Think You Are Shy?

Although the Fourth of July was still a few days away, fireworks came early at this year’s annual meeting in the form of Bring-the-Family speaker Phil Zimbardo’s dynamic presentation. In a multi-media presentation featuring film, television clips, cartoons, and other illustrations, Zimbardo enthralled a standing-room only audience on the topic of shyness. Always a highlight of the annual meeting, this year’s Bring-the-Family address, titled The Personal and Social Dynamics of Shyness, was especially well-attended by adults and many children as well. And despite the fact that Zimbardo spoke for an hour and a half- a half hour over his expected time-attendees steadfastly remained at their seats, while latecomers crowded into the back of the room, in order to catch everything Zimbardo had to share.

A professor at Stanford University, Zimbardo has studied the causes, effects, and implications of shyness and published several books on the topic. He is considered an expert in the field and is often quoted in news stories on the subject.

“I don’t think of myself as a shy person,” he said. “I think of myself as a person whose mission in life is to help bolster the human connection, to help people relate better, to help people enjoy and to make people feel special about themselves. ”

Shy Like Me

Zimbardo was introduced by his wife Christina Maslach, a professor at the University of California-Berkeley, who included a story about her husband in her introduction. When Zimbardo was a child, said Maslach, he spent six months isolated at a hospital with whooping cough and double pneumonia without any close physical contact with his family.

Maslach said that this may have been a factor in Zimbardo’s dedication to studying shyness and to helping to foster the human connection and personal relationships.

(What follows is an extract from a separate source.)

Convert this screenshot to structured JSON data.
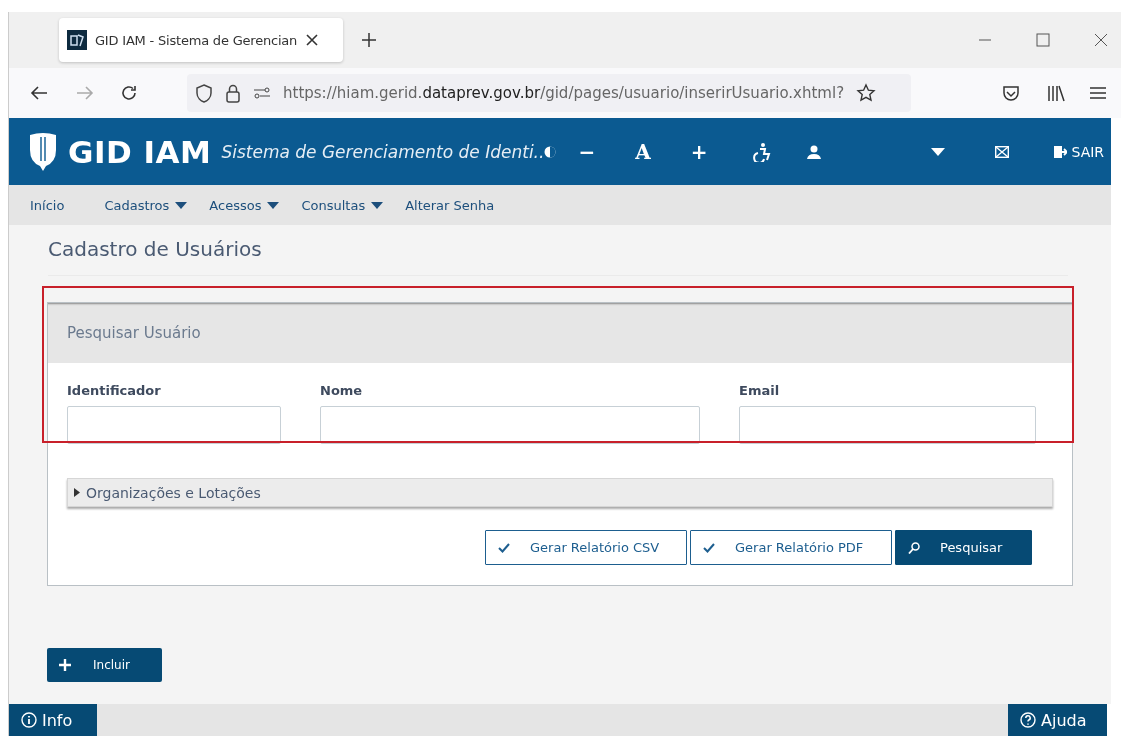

“Last night was a wonderful experience for me,” said Zimbardo in an interview the day after the address. “I  had not really expected to have a full house with so many children. The topic was right because it is a topic of concern to adults and to children and in a sense, shyness is fascinating because it is part of the human condition- it is universal. At one level it is the appropriate defensiveness we all have in a new situation. The question is, why is it that some people carry this over into all situations-familiar and non-familiar- and what are the costs? [Shyness] is not an esoteric concept and children can relate to it.” In mild forms, said Zimbardo, shyness is considered quaint, and even a desirable trait—even the butt of jokes,” he said. “But the point is that we don’t see the extremes of shyness, because when shy people are effective in doing what they do, they hide it, they conceal themselves and they become anonymous. What happens is that you develop a whole lifestyle around that. You can choose an occupation that does not involve a lot of socializing and you can arrange your life to limit your human contact,” he added.

Quiet Coffee Shops

But shyness is not only a personal problem for individuals, said Zimbardo. Factors in society and technology are laying the groundwork for shyness to become a more menacing parasite on the human connection. Advances in technology, from email and voice mail to ATM machines and computerized operators, have further removed people from one another.

To illustrate his point, Zimbardo described a coffee shop in San Francisco in which one might see 50 people, none of whom are speaking to each other. Instead, they are reading newspapers or typing on laptops.

“Although I consider myself an optimist, I am really pessimistic about this confluence of social trends, all of which are moving us in the direction towards increasing indifference to others, alienation and isolation,” said Zimbardo. “It is now possible to arrange your life so that you never talk to another human being. What is lost is the sense of joy of a face-to-face interaction with another human being, with verbal feedback and touching. You can’t get that electronically, or through a computer chip.” What this could lead to, said Zimbardo, is a new generation of people who are not social animals. “In the past, I and other people have used shyness as an index to other problems and now I think we should use shyness as an index of social pathology,” said Zimbardo. “That is, if shyness is increasing-and it now looks as if it is, at about I percent a year-then it ought to be considered as a measure that something is wrong with society, not with shy people. In the same sense of an epidemic where a person caught in the vector of a disease is not responsible for the fact they got small pox or tuberculosis or whatever, in the same way, a person can become shy not because of inadequacies or fears of rejection, but because they are not learning basic social skills and not interacting with other people.”